The Press-Citizen does a very good job of making the case for Dave Loebsack...
The Loebsack supporters' third argument is the most effective: If Leach is going to be at odds with his party on so many issues, wouldn't it make sense to vote for a candidate whose party actually advocates those same issues? As powerful as the office of U.S. Representative is, a lone representative can accomplish little without caucusing with other members and without appealing to the party leadership.
Indeed, it would it would seem that some of the more radical proposals Leach has offered would be much more likely to come to pass if the U.S. House was under Democratic control rather than Republican control. This is especially true of his 'Declare Democracy and Get Out' call for an immediate drawdown of our troops in Iraq...

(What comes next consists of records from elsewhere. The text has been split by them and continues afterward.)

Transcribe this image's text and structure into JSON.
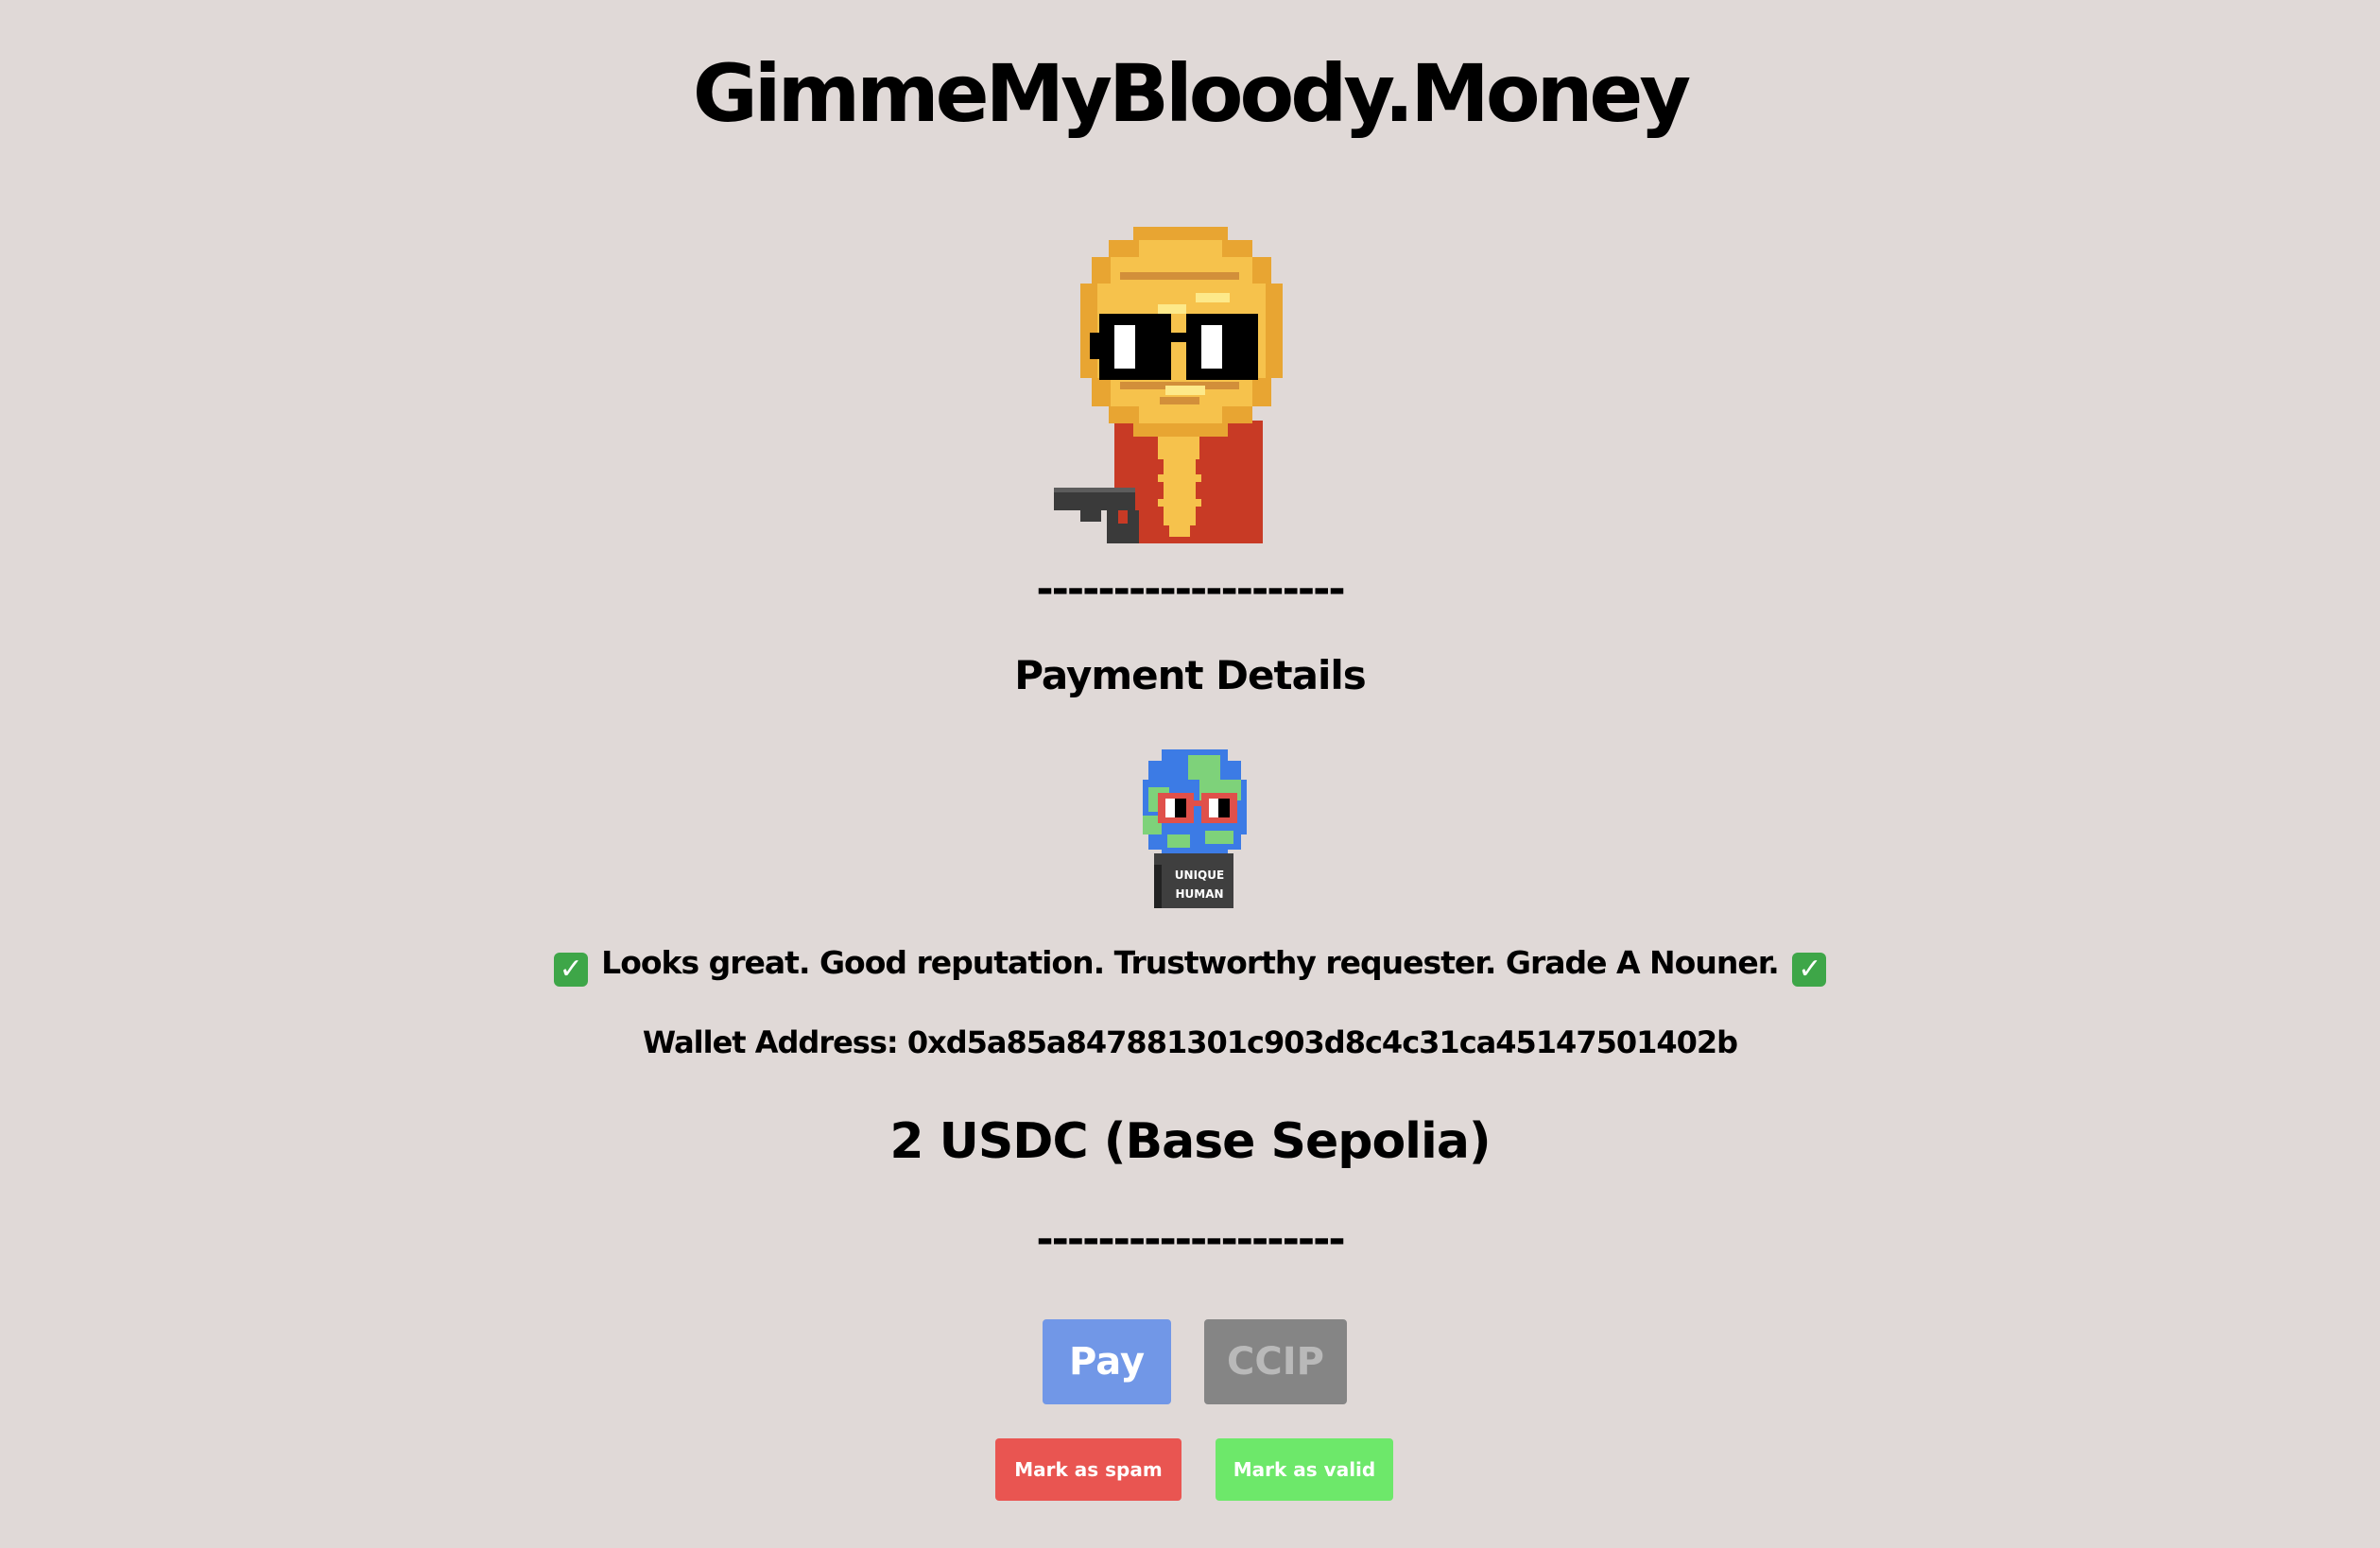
{
  "header": {
    "site_title": "GimmeMyBloody.Money"
  },
  "illustrations": {
    "mascot_icon": "coin-with-sunglasses-and-pistol",
    "badge_icon": "globe-with-glasses",
    "badge_text_line1": "UNIQUE",
    "badge_text_line2": "HUMAN"
  },
  "divider_text": "--------------------",
  "payment": {
    "section_title": "Payment Details",
    "reputation_check_icon": "✓",
    "reputation_text": "Looks great. Good reputation. Trustworthy requester. Grade A Nouner.",
    "wallet_line": "Wallet Address: 0xd5a85a847881301c903d8c4c31ca45147501402b",
    "amount_line": "2 USDC  (Base Sepolia)"
  },
  "actions": {
    "pay_label": "Pay",
    "ccip_label": "CCIP",
    "spam_label": "Mark as spam",
    "valid_label": "Mark as valid"
  },
  "colors": {
    "background": "#e0d9d7",
    "pay_button": "#7197e7",
    "ccip_button": "#858585",
    "spam_button": "#e95551",
    "valid_button": "#6de86a"
  }
}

but then reverts to that old crutch of Objective Journalists: We luv moderates.
But that doesn't mean that we should punish Leach for speaking his mind to his party's leaders. Although we would agree that Leach could be a more active force for his moderate politics, he is hardly without influence in Washington. He still has the ear of the key decision makers, including that of his former boss, Defense Secretary Donald Rumsfeld...
Which would explain why Leach hasn't joined Loebsack in calling for Rumsfeld's sacking.
Muddled moderation might have had a place back in the disco era when Leach was first elected, but these days the parties actually stand for something, and Leach chooses to stand with Bush and Rumsfeld and Hastert and Steve King.
Federal campaign finance reports show Loebsack outraising Leach:
Loebsack reported to the Federal Election Commission that he received $52,000 in contributions between Oct. 1 and Oct. 18. Reports were due Thursday.
Leach said he received about $16,000 in the 18-day period.
The struggle continues: Thanks to the New Jersey courts, gay marriage moves to the front burner. Register rounds up Culver and Nussle. Chet's wrong, Nussle's waaaaay more wrong. Or: Chet wusses out, but Nussle really means it.
I'm tired of settling for wussing out. Ultimately we need to get to the point where an Iowa politician can say publicly "I fully support gay marriage" without it being political suicide. I'd like to see it just because it makes the theocrats so disproportionately mad, and their faces turn the loveliest shades of red and purple.
While Culver has slammed the door in the faces of Iowa's gay community in opposing marriage, he is at least anticipating a less bigoted future. In opposing a constitutional amendment, Culver leaves that door unlocked. He supports some expansion of rights, which may be akin to letting folks sleep in the barn. Second class accomodations but somewhat warmer that the snowbank. Nussle chases gay Iowans off the farm with a shotgun, locks the door, throws away the key, and nails it shut.
True, neither one invites folks into the house for dinner - but do you see a difference?